Now I will admit that pies have never been my thing. Don’t get me wrong, I love eating them, but I could never really get all that enthusiastic about making them. I have this romanticized view of mom putting out the pies to cool on the window sill just as the men-folk are finishing up their chores in the hay field, whilst the kids are russelin’ up the horses before they eat all the cotton by the pumpkin patch near Farmer Jedidiah’s dairy coop. I am almost 100% certain that the previous sentence makes no sense whatsoever to anyone who knows anything about farming or livestock. What the hell do I know? I grew up in Brooklyn. The closest thing we had to anything rural like that was the pigeons flying by or going to Central Park. The police did have horses though. And there were those horse-drawn carriages that are so popular with tourists. It’s still a far cry from a farm, even with those sheep-sized sewer rats.
We never really did “pie” in my family. Maybe it’s a cultural thing. We had cakes made with rice flour, flans, sticky rice wrapped in banana leaves, stuff with coconut and cassava, mangoes, ensaymada cakes. . . but no pies. Plus, on your birthday, you get a birthday cake, not a birthday pie! At least that was my experience. But pies really evoke that whole down-home farmy goodness that is pure and incorruptible and wholesome. Pies can’t be pretentious the way cakes can be. Have you seen some of those things? And I do like pretentious cakes; that is what my business is based on, after all! Maybe I should change the name to “Pretentious Cakes”. But I think that cakes are always involved with the celebration of some milestone or special occasion. Pies, on the other hand, are a celebration of everyday life.
So now to the pie. June 9th is National Strawberry Rhubarb Pie Day all over this great land. Rhubarb is actually a vegetable (kinda looks like red celery) so a Strawberry Rhubarb Pie is one way to get your serving of fruit and veggies in one dish! I may be alone here, but I wouldn’t start trying to put together other fruit and veggie combos together just to see what they would taste like. Blueberry-Cauliflower Pie doesn’t sound all that appetizing, although peaches and beets might be delicious. Hell, if you can have a carrot salad with pineapple and raisins, why can’t peaches and beets go together?. But berries and rhubarb always seem to go hand-in-hand. You get the sweetness from the berries plus that tartness of the rhubarb. Wrap that all up in a nice buttery, flaky pastry and you get one of the classic pie recipes.

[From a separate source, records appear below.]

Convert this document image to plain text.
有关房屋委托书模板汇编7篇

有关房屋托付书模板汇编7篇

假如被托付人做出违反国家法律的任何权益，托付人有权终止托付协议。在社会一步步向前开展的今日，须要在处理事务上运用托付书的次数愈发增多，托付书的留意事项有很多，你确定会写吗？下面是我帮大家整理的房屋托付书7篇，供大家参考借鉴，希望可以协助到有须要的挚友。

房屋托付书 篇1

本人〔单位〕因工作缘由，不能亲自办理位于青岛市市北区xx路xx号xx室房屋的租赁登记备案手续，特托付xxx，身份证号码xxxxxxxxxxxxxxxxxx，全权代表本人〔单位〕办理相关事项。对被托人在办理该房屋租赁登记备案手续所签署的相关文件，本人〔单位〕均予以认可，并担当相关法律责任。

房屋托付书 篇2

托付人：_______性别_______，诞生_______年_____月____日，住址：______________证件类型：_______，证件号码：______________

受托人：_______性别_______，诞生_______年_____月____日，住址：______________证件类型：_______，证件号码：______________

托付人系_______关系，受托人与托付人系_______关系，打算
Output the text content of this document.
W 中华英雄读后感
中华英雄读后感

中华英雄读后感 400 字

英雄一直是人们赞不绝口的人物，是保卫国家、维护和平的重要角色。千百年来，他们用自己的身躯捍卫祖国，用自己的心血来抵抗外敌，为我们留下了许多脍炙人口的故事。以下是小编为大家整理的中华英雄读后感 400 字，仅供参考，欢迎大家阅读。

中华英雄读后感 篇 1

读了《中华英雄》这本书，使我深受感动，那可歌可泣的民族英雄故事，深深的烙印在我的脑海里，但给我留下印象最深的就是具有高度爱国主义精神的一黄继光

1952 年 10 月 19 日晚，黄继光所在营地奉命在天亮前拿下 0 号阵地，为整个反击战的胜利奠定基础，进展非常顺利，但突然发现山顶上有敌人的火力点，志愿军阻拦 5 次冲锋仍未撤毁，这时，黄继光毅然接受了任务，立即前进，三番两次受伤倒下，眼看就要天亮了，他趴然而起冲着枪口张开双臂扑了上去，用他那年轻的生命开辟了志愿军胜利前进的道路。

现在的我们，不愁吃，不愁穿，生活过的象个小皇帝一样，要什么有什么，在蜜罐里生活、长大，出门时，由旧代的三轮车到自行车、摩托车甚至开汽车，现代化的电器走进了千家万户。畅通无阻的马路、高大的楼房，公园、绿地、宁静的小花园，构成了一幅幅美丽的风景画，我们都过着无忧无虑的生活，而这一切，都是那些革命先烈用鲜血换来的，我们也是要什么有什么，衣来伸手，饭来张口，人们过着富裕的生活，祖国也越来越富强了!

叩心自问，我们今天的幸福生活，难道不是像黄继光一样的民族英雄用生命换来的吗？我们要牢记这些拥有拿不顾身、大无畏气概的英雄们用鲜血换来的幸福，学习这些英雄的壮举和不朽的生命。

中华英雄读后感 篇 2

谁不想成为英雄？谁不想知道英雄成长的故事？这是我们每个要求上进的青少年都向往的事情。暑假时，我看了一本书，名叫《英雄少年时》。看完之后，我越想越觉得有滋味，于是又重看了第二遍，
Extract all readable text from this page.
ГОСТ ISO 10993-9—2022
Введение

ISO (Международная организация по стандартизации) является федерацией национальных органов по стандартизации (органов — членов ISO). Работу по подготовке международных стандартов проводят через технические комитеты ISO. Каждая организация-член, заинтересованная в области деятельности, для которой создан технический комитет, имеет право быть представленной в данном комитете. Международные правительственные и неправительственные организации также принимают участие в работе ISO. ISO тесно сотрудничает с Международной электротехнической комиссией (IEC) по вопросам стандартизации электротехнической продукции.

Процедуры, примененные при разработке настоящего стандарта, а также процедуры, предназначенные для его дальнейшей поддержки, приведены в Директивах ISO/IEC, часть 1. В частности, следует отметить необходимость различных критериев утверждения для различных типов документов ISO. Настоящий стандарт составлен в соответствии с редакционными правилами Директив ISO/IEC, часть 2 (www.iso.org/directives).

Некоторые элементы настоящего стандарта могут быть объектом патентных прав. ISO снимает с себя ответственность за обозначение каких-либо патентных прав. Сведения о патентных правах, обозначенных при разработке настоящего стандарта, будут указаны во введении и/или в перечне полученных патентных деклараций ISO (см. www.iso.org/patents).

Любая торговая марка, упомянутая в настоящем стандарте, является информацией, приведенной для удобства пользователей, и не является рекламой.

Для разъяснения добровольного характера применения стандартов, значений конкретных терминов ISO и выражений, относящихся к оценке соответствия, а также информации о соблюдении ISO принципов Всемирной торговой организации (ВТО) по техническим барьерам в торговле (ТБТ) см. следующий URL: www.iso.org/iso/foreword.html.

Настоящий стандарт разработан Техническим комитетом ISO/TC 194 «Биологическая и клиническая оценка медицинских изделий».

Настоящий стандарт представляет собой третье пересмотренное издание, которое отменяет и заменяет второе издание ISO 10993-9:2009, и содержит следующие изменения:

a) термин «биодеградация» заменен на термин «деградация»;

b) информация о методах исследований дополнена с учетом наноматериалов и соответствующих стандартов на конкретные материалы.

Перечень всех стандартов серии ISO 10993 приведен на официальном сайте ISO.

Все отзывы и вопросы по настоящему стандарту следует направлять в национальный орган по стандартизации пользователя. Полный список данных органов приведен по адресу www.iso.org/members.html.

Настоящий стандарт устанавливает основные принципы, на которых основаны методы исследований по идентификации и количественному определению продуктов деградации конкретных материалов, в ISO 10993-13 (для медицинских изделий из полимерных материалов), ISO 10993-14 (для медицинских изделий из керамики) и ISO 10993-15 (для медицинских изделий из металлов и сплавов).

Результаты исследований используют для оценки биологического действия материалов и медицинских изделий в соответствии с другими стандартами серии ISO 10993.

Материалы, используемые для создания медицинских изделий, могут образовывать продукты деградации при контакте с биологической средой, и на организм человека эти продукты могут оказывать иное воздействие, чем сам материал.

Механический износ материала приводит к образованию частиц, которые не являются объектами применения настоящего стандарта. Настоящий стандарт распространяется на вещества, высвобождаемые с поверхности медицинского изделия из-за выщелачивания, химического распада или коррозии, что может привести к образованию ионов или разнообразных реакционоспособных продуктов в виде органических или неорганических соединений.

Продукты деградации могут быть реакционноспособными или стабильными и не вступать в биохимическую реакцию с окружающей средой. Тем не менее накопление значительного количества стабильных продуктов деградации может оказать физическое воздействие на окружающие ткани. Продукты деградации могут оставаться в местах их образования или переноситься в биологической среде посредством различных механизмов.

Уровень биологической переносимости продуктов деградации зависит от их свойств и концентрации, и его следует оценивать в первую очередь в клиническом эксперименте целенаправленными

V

This makes a 9″ pie. Here’s what you need:
For the topping:
- 3/4 c. flour
- 1/2 c. sugar
- 1/2 stick of butter, melted
- 1/2 t. cinnamon
- 1/4 t. salt
Stir together the dry ingredients to combine. Drizzle over the melted butter. Mix until the ingredients form a crumbly texture. Set aside.
For the pie:
- 1/2 pate brisee recipe (remember I told you to make extra and put it in the freezer! just check to earlier post for the recipe)
- 4 c. rhubarb, chopped into about 1/2 ” pieces
- 2 c. strawberries, sliced to about 1/4″ pieces
- 1 c. sugar
- 1/4 c. cornstarch
- 1/2 t. cinnamon
- 1/4 t. galangal (it’s kinda like ginger, same family)
- 1/4 t. salt
2. Preheat the oven to 400 degrees F. Place chopped rhubarb and sliced strawberries in a bowl. Top with the sugar, cornstarch, cinnamon, galangal, and salt. Toss to combine. Fill the prepared pie shell with the fruit mixture.
3. Sprinkle the topping over the fruit. Bake in the preheated oven for 20 minutes on the bottom rack. After the 20 minutes, lower the temperature to 325 and bake for another 35 – 45 minutes, until the filling is bubbly. Allow to cool completely on a rack.
Notes — If the pie is browning too quickly, you can use some pie shields or cover the edges lightly with foil.